Concerns ExifTool.exe v8.57 on WinXP Pro SP3

As far as my experience goes, IPTC tags will be written always UTF8-encoded. Is there still any way to store values of IPTC tags Latin1 encoded?

According the ExifTool documentation you can do the following:

QuoteThe following command changes the internal IPTC encoding to UTF-8:
   exiftool -tagsfromfile @ -iptc:all -codedcharacterset=utf8 {File.jpg}
and this command changes it back from UTF-8 to Windows Latin1 (cp1252):
   exiftool -tagsfromfile @ -iptc:all -codedcharacterset=  {File.jpg}
or this command changes it back from UTF-8 to Windows Latin2 (cp1250):
   exiftool -tagsfromfile @ -iptc:all -codedcharacterset= -charset iptc=latin2  {File.jpg}


Unfortunately, I can't reproduce this, when I try the following:

0. Initial:

IPTC:CodedCharacterSet ... utf8
IPTC:{TagName} ........... Umlaute äöüß
..................(Binary: Umlaute äöüß)



1. Execute: ExifTool -tagsFromFile @ -IPTC:All -CodedCharacterSet= {Image file}

Expected result:
IPTC:CodedCharacterSet ... {n.a.}
IPTC:{TagName} ........... Umlaute äöüß
..................(Binary: Umlaute äöüß)


Actual result:
IPTC:CodedCharacterSet ... {n.a.}
IPTC:{TagName} ........... Umlaute äöüß
..................(Binary: Umlaute äöüß)


Why stays IPTC:{TagName} UTF8 encoded and isn't converted to Latin1?

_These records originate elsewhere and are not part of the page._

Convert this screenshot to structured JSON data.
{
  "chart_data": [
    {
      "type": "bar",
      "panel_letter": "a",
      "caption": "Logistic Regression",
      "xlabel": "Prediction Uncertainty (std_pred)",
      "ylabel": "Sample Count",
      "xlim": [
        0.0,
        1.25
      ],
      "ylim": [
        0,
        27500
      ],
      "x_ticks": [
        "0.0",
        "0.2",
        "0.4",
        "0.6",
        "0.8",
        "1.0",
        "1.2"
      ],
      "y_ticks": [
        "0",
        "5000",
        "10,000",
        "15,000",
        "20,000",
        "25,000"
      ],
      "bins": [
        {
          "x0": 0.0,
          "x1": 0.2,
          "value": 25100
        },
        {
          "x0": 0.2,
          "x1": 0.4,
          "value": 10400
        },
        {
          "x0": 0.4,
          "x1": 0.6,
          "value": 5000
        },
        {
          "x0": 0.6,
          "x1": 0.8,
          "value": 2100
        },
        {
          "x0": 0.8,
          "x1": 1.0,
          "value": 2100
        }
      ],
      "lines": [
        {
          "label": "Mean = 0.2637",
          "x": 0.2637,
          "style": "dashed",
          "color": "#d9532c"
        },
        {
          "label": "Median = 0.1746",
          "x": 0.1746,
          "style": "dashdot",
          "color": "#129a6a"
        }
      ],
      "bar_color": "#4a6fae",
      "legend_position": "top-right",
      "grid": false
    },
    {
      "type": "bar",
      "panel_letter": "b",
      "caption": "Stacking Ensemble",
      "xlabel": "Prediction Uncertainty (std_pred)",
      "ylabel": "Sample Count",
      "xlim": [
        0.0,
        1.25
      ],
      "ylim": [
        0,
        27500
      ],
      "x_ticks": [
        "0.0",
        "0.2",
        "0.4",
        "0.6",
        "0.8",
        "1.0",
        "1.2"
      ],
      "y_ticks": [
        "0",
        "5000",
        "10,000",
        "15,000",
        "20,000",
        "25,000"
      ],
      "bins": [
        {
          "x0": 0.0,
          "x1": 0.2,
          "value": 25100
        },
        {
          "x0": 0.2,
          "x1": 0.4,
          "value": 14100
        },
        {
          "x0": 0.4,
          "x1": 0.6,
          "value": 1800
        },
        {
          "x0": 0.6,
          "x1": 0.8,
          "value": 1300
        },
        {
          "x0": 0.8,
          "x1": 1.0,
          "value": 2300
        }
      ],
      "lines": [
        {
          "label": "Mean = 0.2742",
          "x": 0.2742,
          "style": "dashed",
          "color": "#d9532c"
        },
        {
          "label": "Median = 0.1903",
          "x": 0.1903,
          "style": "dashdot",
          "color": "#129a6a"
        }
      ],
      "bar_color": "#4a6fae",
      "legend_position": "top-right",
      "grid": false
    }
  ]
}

2. Execute: ExifTool -tagsFromFile @ -IPTC:All -CodedCharacterSet=utf8 {Image file}

Converting back to UTF8 will change apparently nothing.
Actual result:
IPTC:CodedCharacterSet ... utf8
IPTC:{TagName} ........... Umlaute äöüß
..................(Binary: Umlaute äöüß)



And just out of curiosity:

3. Execute: ExifTool -IPTC:CodedCharacterSet= {Image file}

Actual result:
IPTC:CodedCharacterSet ... {n.a.}
IPTC:{TagName} ........... Umlaute äöüß
..................(Binary: Umlaute äöüß)


Apparently it is a bad idea just to delete the IPTC:CodedCharacterSet tag...

Thanks a lot in advance,
greetings, van Dusen


Phil Harvey

You can write IPTC in whatever encoding you like.

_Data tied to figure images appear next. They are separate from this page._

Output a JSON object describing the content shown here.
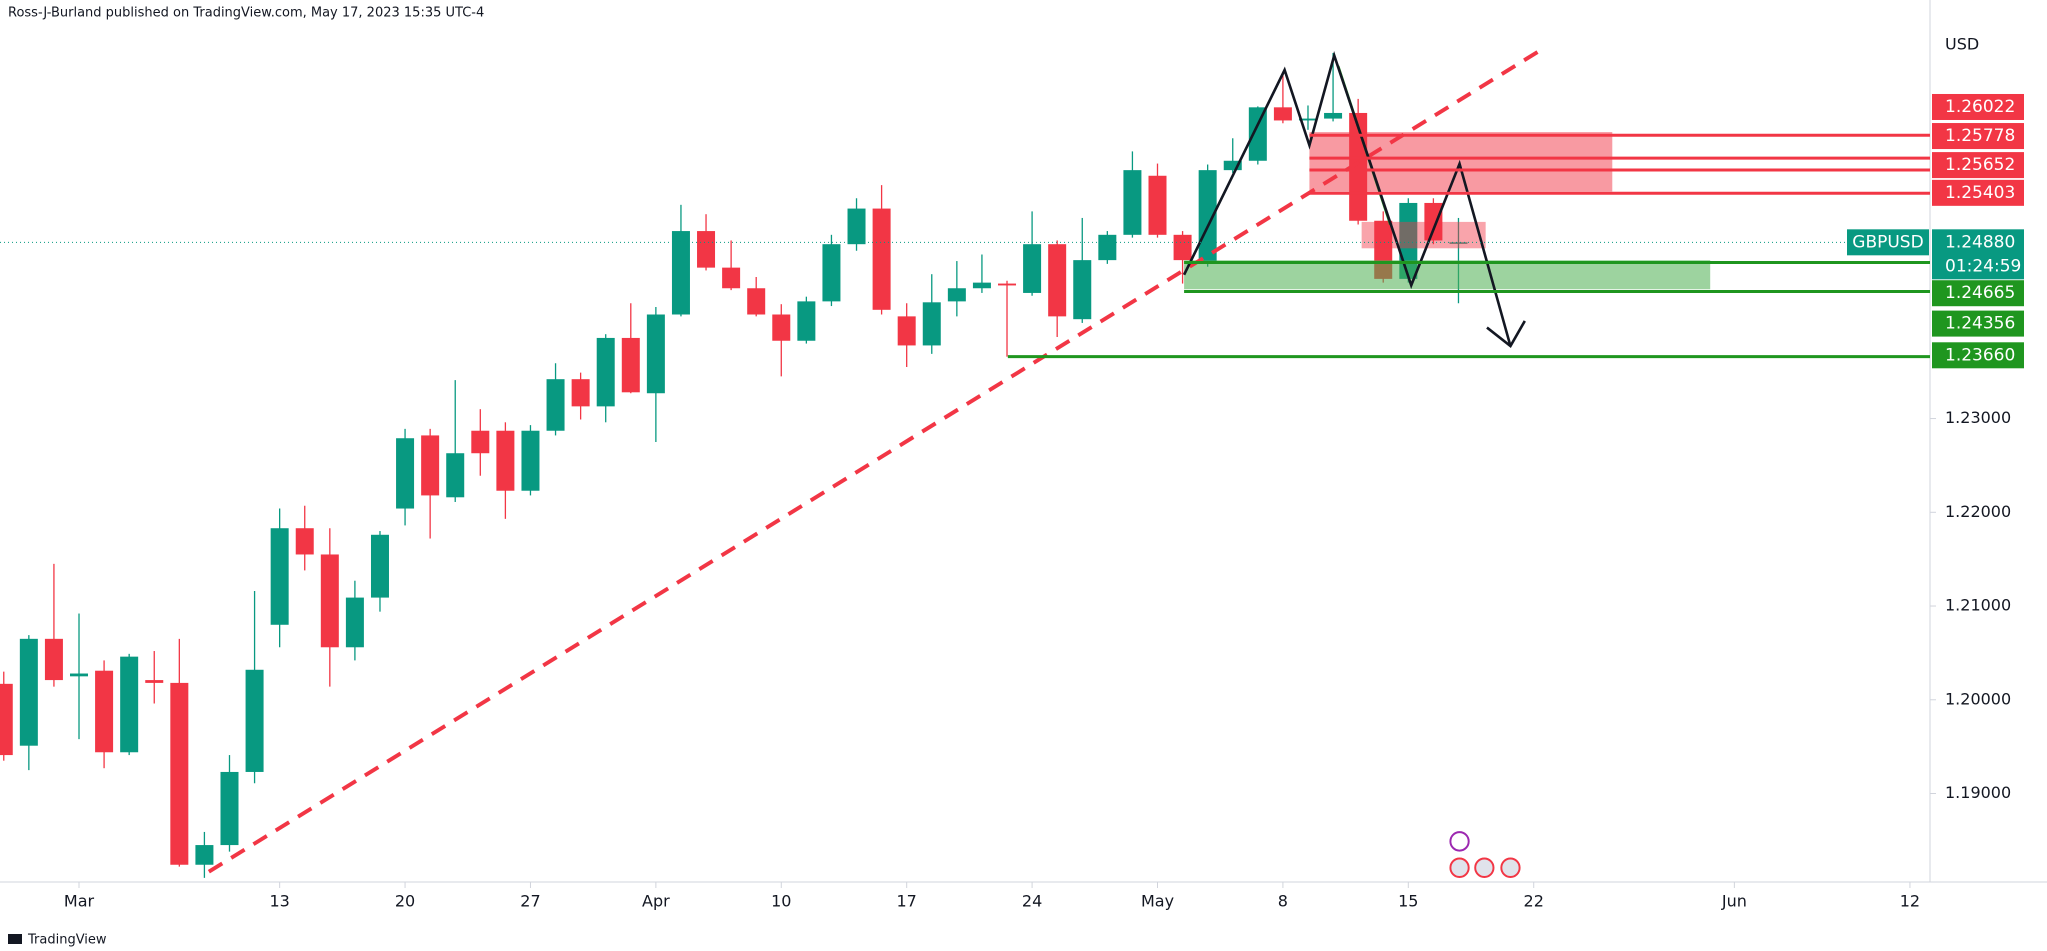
{
  "chart_data": {
    "type": "candlestick",
    "attribution": "Ross-J-Burland published on TradingView.com, May 17, 2023 15:35 UTC-4",
    "currency": "USD",
    "footer": "TradingView",
    "up_color": "#089981",
    "down_color": "#f23645",
    "grid": false,
    "open": [
      1.2017,
      1.1951,
      1.2065,
      1.2025,
      1.2031,
      1.1944,
      1.2021,
      1.2018,
      1.1824,
      1.1845,
      1.1923,
      1.208,
      1.2183,
      1.2155,
      1.2056,
      1.2109,
      1.2204,
      1.2282,
      1.2216,
      1.2287,
      1.2287,
      1.2223,
      1.2287,
      1.2342,
      1.2313,
      1.2386,
      1.2327,
      1.2411,
      1.25,
      1.2461,
      1.2439,
      1.2411,
      1.2383,
      1.2425,
      1.2486,
      1.2524,
      1.2409,
      1.2378,
      1.2425,
      1.2439,
      1.2444,
      1.2434,
      1.2486,
      1.2406,
      1.2469,
      1.2496,
      1.2559,
      1.2496,
      1.2465,
      1.2565,
      1.2575,
      1.2632,
      1.2618,
      1.262,
      1.2626,
      1.2511,
      1.2449,
      1.253,
      1.2487
    ],
    "high": [
      1.203,
      1.2069,
      1.2145,
      1.2092,
      1.2042,
      1.2049,
      1.2052,
      1.2065,
      1.1859,
      1.1941,
      1.2116,
      1.2204,
      1.2207,
      1.2183,
      1.2127,
      1.218,
      1.2289,
      1.2289,
      1.2341,
      1.231,
      1.2296,
      1.2293,
      1.2359,
      1.2349,
      1.239,
      1.2423,
      1.2419,
      1.2528,
      1.2518,
      1.249,
      1.2451,
      1.2422,
      1.243,
      1.2496,
      1.2535,
      1.2549,
      1.2423,
      1.2454,
      1.2468,
      1.2475,
      1.2447,
      1.2521,
      1.249,
      1.2514,
      1.25,
      1.2585,
      1.2572,
      1.25,
      1.2571,
      1.2599,
      1.2633,
      1.2669,
      1.2634,
      1.269,
      1.2641,
      1.2521,
      1.2535,
      1.2535,
      1.2514
    ],
    "low": [
      1.1935,
      1.1925,
      1.2014,
      1.1958,
      1.1927,
      1.1941,
      1.1996,
      1.1822,
      1.181,
      1.1838,
      1.1911,
      1.2056,
      1.2138,
      1.2014,
      1.2042,
      1.2094,
      1.2186,
      1.2172,
      1.2211,
      1.2239,
      1.2193,
      1.2218,
      1.2282,
      1.2299,
      1.2296,
      1.2327,
      1.2275,
      1.2409,
      1.2458,
      1.2437,
      1.2409,
      1.2345,
      1.238,
      1.242,
      1.2479,
      1.2411,
      1.2355,
      1.2369,
      1.2409,
      1.2434,
      1.2366,
      1.2431,
      1.2387,
      1.2402,
      1.2465,
      1.2493,
      1.2493,
      1.2444,
      1.2462,
      1.2562,
      1.2571,
      1.2615,
      1.2608,
      1.2617,
      1.2507,
      1.2445,
      1.2445,
      1.2486,
      1.2423
    ],
    "close": [
      1.1941,
      1.2065,
      1.2021,
      1.2028,
      1.1944,
      1.2046,
      1.2018,
      1.1824,
      1.1845,
      1.1923,
      1.2032,
      1.2183,
      1.2155,
      1.2056,
      1.2109,
      1.2176,
      1.2279,
      1.2218,
      1.2263,
      1.2263,
      1.2223,
      1.2287,
      1.2342,
      1.2313,
      1.2386,
      1.2328,
      1.2411,
      1.25,
      1.2461,
      1.2439,
      1.2411,
      1.2383,
      1.2425,
      1.2486,
      1.2524,
      1.2416,
      1.2378,
      1.2424,
      1.2439,
      1.2445,
      1.2442,
      1.2486,
      1.2409,
      1.2469,
      1.2496,
      1.2565,
      1.2496,
      1.2469,
      1.2565,
      1.2575,
      1.2632,
      1.2618,
      1.262,
      1.2626,
      1.2511,
      1.2449,
      1.253,
      1.249,
      1.2488
    ],
    "xlim": [
      -0.15,
      76.8
    ],
    "xticks": [
      {
        "value": 3,
        "label": "Mar"
      },
      {
        "value": 11,
        "label": "13"
      },
      {
        "value": 16,
        "label": "20"
      },
      {
        "value": 21,
        "label": "27"
      },
      {
        "value": 26,
        "label": "Apr"
      },
      {
        "value": 31,
        "label": "10"
      },
      {
        "value": 36,
        "label": "17"
      },
      {
        "value": 41,
        "label": "24"
      },
      {
        "value": 46,
        "label": "May"
      },
      {
        "value": 51,
        "label": "8"
      },
      {
        "value": 56,
        "label": "15"
      },
      {
        "value": 61,
        "label": "22"
      },
      {
        "value": 69,
        "label": "Jun"
      },
      {
        "value": 76,
        "label": "12"
      }
    ],
    "ylim": [
      1.18056,
      1.27465
    ],
    "yticks": [
      {
        "value": 1.19,
        "label": "1.19000"
      },
      {
        "value": 1.2,
        "label": "1.20000"
      },
      {
        "value": 1.21,
        "label": "1.21000"
      },
      {
        "value": 1.22,
        "label": "1.22000"
      },
      {
        "value": 1.23,
        "label": "1.23000"
      }
    ],
    "price_levels": [
      {
        "value": 1.26022,
        "label": "1.26022",
        "color": "#f23645"
      },
      {
        "value": 1.25778,
        "label": "1.25778",
        "color": "#f23645"
      },
      {
        "value": 1.25652,
        "label": "1.25652",
        "color": "#f23645"
      },
      {
        "value": 1.25403,
        "label": "1.25403",
        "color": "#f23645"
      },
      {
        "value": 1.24665,
        "label": "1.24665",
        "color": "#1f961f"
      },
      {
        "value": 1.24356,
        "label": "1.24356",
        "color": "#1f961f"
      },
      {
        "value": 1.2366,
        "label": "1.23660",
        "color": "#1f961f"
      }
    ],
    "current_price": {
      "symbol": "GBPUSD",
      "value": 1.2488,
      "label": "1.24880",
      "countdown": "01:24:59",
      "color": "#089981"
    }
  }
}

I think that reading FAQs number 10 and 18 may help explain this.

- Phil
...where DIR is the name of a directory/folder containing the images.  On Mac/Linux/PowerShell, use single quotes (') instead of double quotes (") around arguments containing a dollar sign ($).

van Dusen

Hello Phil,

thanks for your quick reply. It was indeed my fault, actually everything works as it should. I had validated the results by extracting the tags using the "-b(inary)" option and I didn't reckon, that a charset conversion is done (here: output had been converted to UTF8 in each case) even if the "-b" option is set (at least for tags other than "Binary" type, I assume). I found, that option "-v4"/"-v5" is better suited for validation purposes.